Still, as the philosopher Bon Jovi once said, “Woah, we’re halfway there.” I’ve come this far, and I’m slowly but surely getting some good work done. And despite the challenges, I’ve also had some amazing experiences. Last week, the National Mask Festival was in Kokopo, which I used as an excuse to get out of Rabaul for a couple of half-days. And with only three weeks remaining, I’m definitely feeling the pressure to explore some of the other attractions of the region before my time is up. Maybe some exploring of the Duke of York Islands, or a weekend over in New Ireland and Kavieng. Papua New Guinea is such a beautiful and diverse place that I still feel lucky to be here, and whilst Rabaul hasn’t been the easiest of places to live, there are certainly far worse places I could be.

Sunday, July 7, 2013

Going through the emotions...

So, I'm six days into my second assignment - this time in Rabaul, East New Britain. A town surrounded by volcanos with a fascinating colonial and military history, it has much of the beauty that I enjoyed in Alotau, but a completely different place in other respects.

The town of Rabaul, with Mt Tavurvur smoking away in the distance.

I've been a little apprehensive, to be honest - not because of the location, or the people, but because of myself. Last time, I found that being on a short-term assignment was somewhat emotionally turbulent. To be given 6-8 weeks to settle into a town, develop relationships with counterparts and stakeholders, build local support networks, and address various personal challenges such as cultural barriers, social isolation and technological shortcomings is quite an undertaking. And it can be overwhelming at the best of times.

So, I was definitely hitting the one-week blues today. The last five days have been wonderful - I'm in a fascinating place, and have met an array of interesting, enthusiastic and supportive people, and starting to get a sense of where all the action is happening in order to have a stable and regular social routine. But last night I definitely hit the wall, and this morning I was miserable. I just wanted to be back home, see my girlfriend, eat mexican food, and wake up in my own room. I wanted to ride my bike around town, walk the streets at night, and go swing dancing in Brunswick Street.

So this morning was a struggle, but I forced myself out the door by 9:30am. Down the main street to the centre of town. Onto a PMV to take me on the 30 minute ride to Kokopo, and then another PMV to Rapopo Plantation Resort, where I had hoped to go yesterday, but ran out of time (I need to leave by 4:30pm if I want to safely make it home by sundown!).

And I'm so glad I did. Rapopo turned out to be Kokopo's equivalent to Driftwood in Alotau - but with a pool! Barely had I swum a dozen laps, when a couple of other familiar faces arrived for a swim. This was followed by a much-needed pot of coffee and a fantastic meal, with friendly company. Three hours later, my morning's angst had become a distant memory.

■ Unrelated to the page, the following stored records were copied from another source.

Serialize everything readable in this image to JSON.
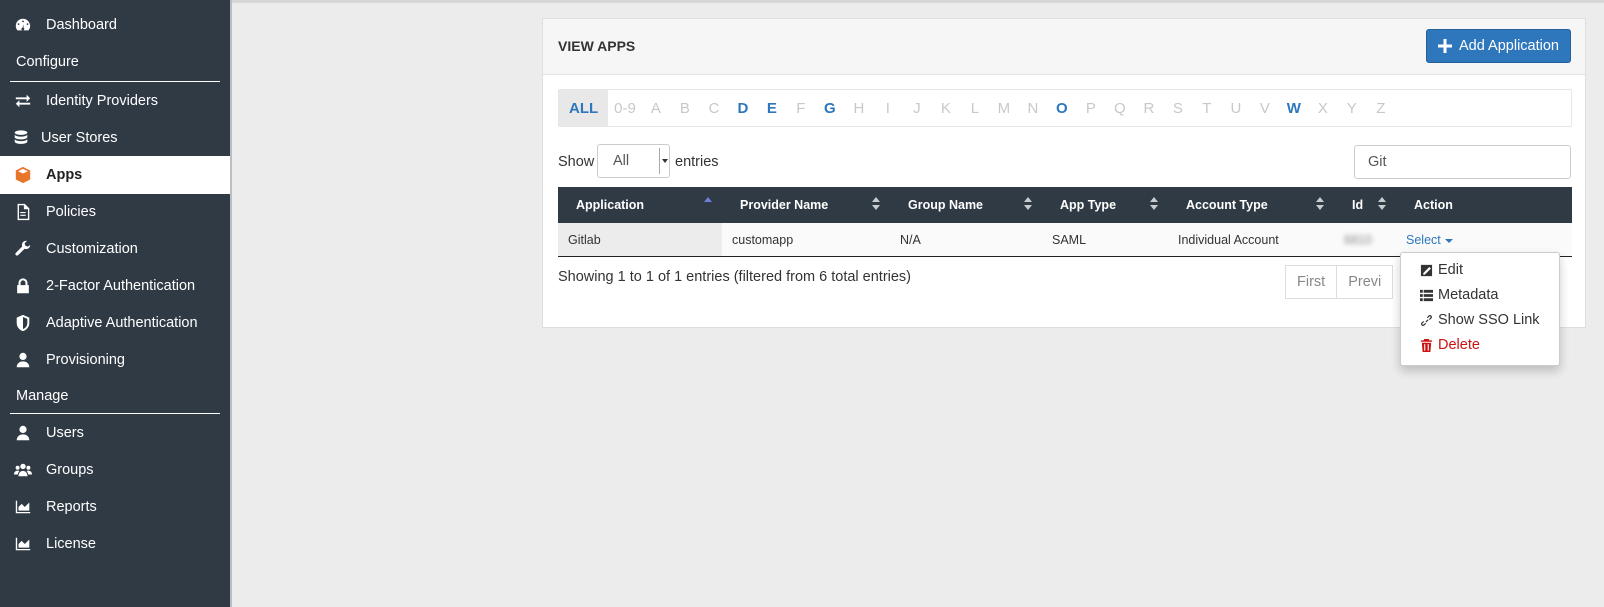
{
  "sidebar": {
    "items": [
      {
        "label": "Dashboard",
        "icon": "dashboard-icon"
      },
      {
        "label": "Identity Providers",
        "icon": "exchange-icon"
      },
      {
        "label": "User Stores",
        "icon": "database-icon"
      },
      {
        "label": "Apps",
        "icon": "cube-icon",
        "active": true
      },
      {
        "label": "Policies",
        "icon": "document-icon"
      },
      {
        "label": "Customization",
        "icon": "wrench-icon"
      },
      {
        "label": "2-Factor Authentication",
        "icon": "lock-icon"
      },
      {
        "label": "Adaptive Authentication",
        "icon": "shield-icon"
      },
      {
        "label": "Provisioning",
        "icon": "user-icon"
      },
      {
        "label": "Users",
        "icon": "user-icon"
      },
      {
        "label": "Groups",
        "icon": "users-icon"
      },
      {
        "label": "Reports",
        "icon": "area-chart-icon"
      },
      {
        "label": "License",
        "icon": "area-chart-icon"
      }
    ],
    "sections": {
      "configure": "Configure",
      "manage": "Manage"
    }
  },
  "panel": {
    "title": "VIEW APPS",
    "add_button": "Add Application",
    "alpha_filter": [
      "ALL",
      "0-9",
      "A",
      "B",
      "C",
      "D",
      "E",
      "F",
      "G",
      "H",
      "I",
      "J",
      "K",
      "L",
      "M",
      "N",
      "O",
      "P",
      "Q",
      "R",
      "S",
      "T",
      "U",
      "V",
      "W",
      "X",
      "Y",
      "Z"
    ],
    "alpha_active": [
      "ALL",
      "D",
      "E",
      "G",
      "O",
      "W"
    ],
    "show_label": "Show",
    "page_size": "All",
    "entries_label": "entries",
    "search_value": "Git",
    "columns": [
      "Application",
      "Provider Name",
      "Group Name",
      "App Type",
      "Account Type",
      "Id",
      "Action"
    ],
    "rows": [
      {
        "application": "Gitlab",
        "provider": "customapp",
        "group": "N/A",
        "app_type": "SAML",
        "account_type": "Individual Account",
        "id": "6810",
        "action": "Select"
      }
    ],
    "info": "Showing 1 to 1 of 1 entries (filtered from 6 total entries)",
    "pager": {
      "first": "First",
      "previous": "Previ"
    }
  },
  "dropdown": {
    "items": [
      {
        "label": "Edit",
        "icon": "edit-icon"
      },
      {
        "label": "Metadata",
        "icon": "list-icon"
      },
      {
        "label": "Show SSO Link",
        "icon": "link-icon"
      },
      {
        "label": "Delete",
        "icon": "trash-icon",
        "danger": true
      }
    ]
  },
  "colors": {
    "sidebar_bg": "#2f3a44",
    "accent": "#2e77bd",
    "active_icon": "#e8762a",
    "danger": "#cc1111"
  }
}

It's exhausting, but I know that I can do this - especially as I've done it before, and I know that I'll do it again. I just have to remember to keep moving, take every opportunity to connect with others, and not to shut myself in. As tempting as it feels to let myself get down, I must always remember that things will get better so long as I let it. It's the key to survival in these situations.